4. **Phase 4 (optional): MySQL backend** -- If demand exists.
---
## 6. Configuration Approach
### 6.1 Config File
```yaml
server:
# Current: path to SQLite file
# db_path: ./tasks.db
# New: backend selection with backend-specific config
database:
backend: sqlite # "sqlite" | "postgres" | "mysql"
# SQLite-specific (default, backward compatible)
sqlite:
path: ./tasks.db
journal_mode: wal
busy_timeout_ms: 5000
# PostgreSQL-specific
postgres:
url: "postgres://user:pass@host:5432/taskgraph"
max_connections: 10
connect_timeout_secs: 5
# MySQL-specific
mysql:
url: "mysql://user:pass@host:3306/taskgraph"
max_connections: 10
```
### 6.2 Environment Variables
```bash
# Select backend
TASK_GRAPH_DB_BACKEND=postgres
# Backend-specific connection
TASK_GRAPH_DB_URL="postgres://user:pass@host:5432/taskgraph"
# Backward compatible: still works for SQLite
TASK_GRAPH_DB_PATH="./tasks.db"
```
### 6.3 Backward Compatibility
When `database.backend` is absent or set to `"sqlite"`, the server behaves
identically to today.
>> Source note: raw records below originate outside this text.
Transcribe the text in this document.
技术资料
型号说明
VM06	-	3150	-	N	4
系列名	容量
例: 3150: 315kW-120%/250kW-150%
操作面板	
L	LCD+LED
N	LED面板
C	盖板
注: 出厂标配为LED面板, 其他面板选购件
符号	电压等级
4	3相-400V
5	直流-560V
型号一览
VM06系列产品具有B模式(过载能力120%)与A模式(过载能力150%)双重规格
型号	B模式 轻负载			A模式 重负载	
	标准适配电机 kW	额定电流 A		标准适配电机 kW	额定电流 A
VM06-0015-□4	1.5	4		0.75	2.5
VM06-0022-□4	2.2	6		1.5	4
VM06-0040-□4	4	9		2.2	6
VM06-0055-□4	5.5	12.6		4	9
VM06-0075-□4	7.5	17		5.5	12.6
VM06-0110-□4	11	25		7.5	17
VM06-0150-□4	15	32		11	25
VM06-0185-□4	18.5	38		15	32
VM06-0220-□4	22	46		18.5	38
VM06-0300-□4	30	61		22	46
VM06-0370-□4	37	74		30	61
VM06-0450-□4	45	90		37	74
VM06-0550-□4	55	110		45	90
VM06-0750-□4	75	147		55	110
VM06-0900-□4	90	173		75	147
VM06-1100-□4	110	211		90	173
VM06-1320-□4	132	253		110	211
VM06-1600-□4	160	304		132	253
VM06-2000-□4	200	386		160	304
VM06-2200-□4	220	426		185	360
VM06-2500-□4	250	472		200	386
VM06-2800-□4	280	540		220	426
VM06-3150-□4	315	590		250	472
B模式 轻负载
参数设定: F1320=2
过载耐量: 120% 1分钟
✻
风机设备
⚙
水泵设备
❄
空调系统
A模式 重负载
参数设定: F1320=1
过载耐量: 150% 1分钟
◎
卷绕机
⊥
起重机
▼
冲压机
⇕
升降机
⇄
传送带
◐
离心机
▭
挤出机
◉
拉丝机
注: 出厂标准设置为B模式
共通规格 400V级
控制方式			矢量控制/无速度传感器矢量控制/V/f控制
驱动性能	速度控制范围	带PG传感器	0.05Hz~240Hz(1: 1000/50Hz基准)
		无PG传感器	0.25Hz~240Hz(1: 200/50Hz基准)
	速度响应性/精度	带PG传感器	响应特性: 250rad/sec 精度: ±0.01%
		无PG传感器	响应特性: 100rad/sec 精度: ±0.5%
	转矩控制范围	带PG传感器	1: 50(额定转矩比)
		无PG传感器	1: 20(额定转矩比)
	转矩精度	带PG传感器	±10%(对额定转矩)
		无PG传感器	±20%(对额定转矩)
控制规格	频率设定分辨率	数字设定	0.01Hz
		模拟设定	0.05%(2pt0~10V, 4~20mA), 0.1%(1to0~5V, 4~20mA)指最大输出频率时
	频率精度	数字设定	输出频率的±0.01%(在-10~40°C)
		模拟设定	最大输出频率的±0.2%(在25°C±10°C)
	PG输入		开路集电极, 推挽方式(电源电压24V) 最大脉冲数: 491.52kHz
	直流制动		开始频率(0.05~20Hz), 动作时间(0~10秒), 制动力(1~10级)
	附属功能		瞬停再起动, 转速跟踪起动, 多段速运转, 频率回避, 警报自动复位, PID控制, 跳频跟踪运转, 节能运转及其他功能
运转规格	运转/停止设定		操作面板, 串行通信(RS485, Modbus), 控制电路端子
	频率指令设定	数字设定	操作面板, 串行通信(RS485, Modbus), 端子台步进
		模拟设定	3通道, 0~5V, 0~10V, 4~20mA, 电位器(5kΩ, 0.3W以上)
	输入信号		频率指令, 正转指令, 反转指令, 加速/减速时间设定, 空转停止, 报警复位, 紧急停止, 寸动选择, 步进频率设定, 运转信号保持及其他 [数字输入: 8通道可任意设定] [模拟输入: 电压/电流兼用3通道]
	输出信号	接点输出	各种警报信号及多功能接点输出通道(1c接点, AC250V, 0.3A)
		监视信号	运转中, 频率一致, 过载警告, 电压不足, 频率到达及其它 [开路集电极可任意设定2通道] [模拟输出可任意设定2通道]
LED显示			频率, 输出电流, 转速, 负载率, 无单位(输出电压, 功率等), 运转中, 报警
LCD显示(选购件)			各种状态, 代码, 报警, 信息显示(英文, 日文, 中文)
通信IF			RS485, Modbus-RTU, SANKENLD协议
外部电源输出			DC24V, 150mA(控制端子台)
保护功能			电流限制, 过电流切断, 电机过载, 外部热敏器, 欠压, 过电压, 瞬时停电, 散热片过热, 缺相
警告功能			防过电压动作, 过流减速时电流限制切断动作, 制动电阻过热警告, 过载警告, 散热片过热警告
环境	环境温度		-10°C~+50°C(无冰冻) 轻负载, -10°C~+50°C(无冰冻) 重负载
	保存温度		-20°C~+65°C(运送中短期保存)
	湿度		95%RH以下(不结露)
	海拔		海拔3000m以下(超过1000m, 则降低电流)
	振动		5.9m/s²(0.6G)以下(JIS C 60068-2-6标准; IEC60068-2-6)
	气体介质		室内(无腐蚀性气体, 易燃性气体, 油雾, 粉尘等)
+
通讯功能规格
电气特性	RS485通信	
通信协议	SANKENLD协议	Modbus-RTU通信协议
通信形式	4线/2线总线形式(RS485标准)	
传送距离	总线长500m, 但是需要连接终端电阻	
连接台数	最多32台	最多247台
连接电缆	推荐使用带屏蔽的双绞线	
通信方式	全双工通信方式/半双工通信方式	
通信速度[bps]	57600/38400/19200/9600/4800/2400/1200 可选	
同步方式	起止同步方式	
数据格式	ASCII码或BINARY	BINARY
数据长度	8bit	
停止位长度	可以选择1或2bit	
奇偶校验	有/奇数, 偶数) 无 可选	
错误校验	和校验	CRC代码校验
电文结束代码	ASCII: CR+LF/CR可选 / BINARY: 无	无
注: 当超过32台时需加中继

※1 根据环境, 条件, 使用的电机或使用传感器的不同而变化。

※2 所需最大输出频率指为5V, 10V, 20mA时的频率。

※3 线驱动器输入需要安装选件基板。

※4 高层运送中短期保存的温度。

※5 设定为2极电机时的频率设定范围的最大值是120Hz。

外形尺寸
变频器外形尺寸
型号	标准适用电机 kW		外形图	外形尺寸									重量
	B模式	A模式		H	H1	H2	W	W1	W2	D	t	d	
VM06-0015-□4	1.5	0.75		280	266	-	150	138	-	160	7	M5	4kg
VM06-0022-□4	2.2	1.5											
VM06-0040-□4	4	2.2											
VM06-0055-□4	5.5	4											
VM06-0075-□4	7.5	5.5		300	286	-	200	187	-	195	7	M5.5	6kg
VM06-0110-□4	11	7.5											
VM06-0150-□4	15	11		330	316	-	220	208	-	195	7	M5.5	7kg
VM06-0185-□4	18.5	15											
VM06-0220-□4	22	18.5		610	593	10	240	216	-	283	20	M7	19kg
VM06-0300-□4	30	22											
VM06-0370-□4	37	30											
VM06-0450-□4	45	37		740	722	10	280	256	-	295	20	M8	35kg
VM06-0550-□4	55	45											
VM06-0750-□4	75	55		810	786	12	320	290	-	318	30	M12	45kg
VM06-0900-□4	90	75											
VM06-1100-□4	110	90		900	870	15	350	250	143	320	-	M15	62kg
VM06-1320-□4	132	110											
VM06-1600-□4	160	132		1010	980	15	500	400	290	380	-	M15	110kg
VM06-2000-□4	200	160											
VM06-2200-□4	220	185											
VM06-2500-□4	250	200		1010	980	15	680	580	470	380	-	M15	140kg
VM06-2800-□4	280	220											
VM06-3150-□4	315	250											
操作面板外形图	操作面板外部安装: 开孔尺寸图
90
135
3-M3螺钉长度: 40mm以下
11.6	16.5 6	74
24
The existing `db_path` field continues to work as a shorthand
for `database.sqlite.path`.
---
## 7. Effort Estimate
| Define `DbBackend` trait | 2-3 days | Low |
| Refactor existing code to use trait | 3-5 days | Medium |
| PostgreSQL migration files | 2-3 days | Low |
| PostgreSQL backend implementation | 5-8 days | Medium |
| FTS5 to tsvector search porting | 3-5 days | High |
| `json_each()` to `jsonb_array_elements` | 1-2 days | Low |
| Schema introspection for PostgreSQL | 1-2 days | Low |
| Configuration and backend selection | 1-2 days | Low |
| Integration tests for PostgreSQL | 3-5 days | Medium |
| Documentation | 1-2 days | Low |
| **Total** | **22-37 days** | **Medium-High** |
The FTS5 porting is the highest-risk item because FTS5 query syntax does not map
cleanly to PostgreSQL `tsquery` syntax. A query translation layer (or acceptance
of slightly different search behavior) is needed.
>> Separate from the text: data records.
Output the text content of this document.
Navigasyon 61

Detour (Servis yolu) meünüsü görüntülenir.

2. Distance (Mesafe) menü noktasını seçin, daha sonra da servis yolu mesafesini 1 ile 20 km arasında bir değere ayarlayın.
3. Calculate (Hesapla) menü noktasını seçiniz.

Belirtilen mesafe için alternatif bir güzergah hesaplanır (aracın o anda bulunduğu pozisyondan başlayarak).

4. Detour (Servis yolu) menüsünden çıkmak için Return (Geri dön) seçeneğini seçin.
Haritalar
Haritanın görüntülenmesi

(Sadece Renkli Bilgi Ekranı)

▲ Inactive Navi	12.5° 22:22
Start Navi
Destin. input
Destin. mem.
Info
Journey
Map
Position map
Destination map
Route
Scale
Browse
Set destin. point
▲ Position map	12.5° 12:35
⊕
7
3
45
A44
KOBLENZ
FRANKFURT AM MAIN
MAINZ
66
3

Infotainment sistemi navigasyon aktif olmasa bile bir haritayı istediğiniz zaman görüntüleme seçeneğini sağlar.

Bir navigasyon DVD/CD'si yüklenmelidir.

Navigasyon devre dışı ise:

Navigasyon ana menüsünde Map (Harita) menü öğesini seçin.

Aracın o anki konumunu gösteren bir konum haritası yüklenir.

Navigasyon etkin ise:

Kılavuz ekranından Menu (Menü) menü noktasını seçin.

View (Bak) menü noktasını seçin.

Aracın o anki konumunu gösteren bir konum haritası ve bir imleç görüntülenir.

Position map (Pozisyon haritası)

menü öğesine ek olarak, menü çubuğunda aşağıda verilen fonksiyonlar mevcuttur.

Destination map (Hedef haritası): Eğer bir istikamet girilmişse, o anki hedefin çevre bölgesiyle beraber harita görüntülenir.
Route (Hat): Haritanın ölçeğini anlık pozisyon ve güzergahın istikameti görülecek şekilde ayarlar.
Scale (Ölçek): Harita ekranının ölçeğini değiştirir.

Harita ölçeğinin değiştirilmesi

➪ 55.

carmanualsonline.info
### 7.1 Incremental Delivery
The work can be delivered incrementally:
1. **Trait extraction** (Phase 1) is valuable on its own -- it improves testability
and makes the DB layer mockable.
2. **PostgreSQL support without FTS** can ship first, with search degrading to
`ILIKE` queries. FTS can be added as a follow-up.
3. **libSQL/Turso** as a distributed SQLite variant could deliver multi-instance
support with minimal code changes, as an alternative to full PostgreSQL support.
---
## 8. Open Questions
1. **Async vs sync:** The current `rusqlite` usage is synchronous, wrapped in a
mutex. `sqlx` and `tokio-postgres` are async. Should the trait be async? This
would require `async-trait` (already a dependency) but would change the calling
convention for all db operations.
2. **Connection pooling:** SQLite uses a single connection with a mutex. PostgreSQL
needs a connection pool (`sqlx::PgPool`). The trait should abstract over this
difference.
3. **Transaction semantics:** The current `with_conn_mut` pattern exposes raw
transactions to closures. A backend-agnostic transaction API needs careful design
to avoid leaking backend-specific types.
4. **Search parity:** Should PostgreSQL search support the exact same FTS5 query
syntax (requiring a translator), or should the MCP search tool expose a
backend-agnostic subset of search features?
5. **libSQL alternative:** If the primary goal is multi-instance shared state, is
libSQL/Turso (distributed SQLite) a simpler path than full PostgreSQL support?
It would preserve FTS5, `json_each()`, and all existing SQL unchanged.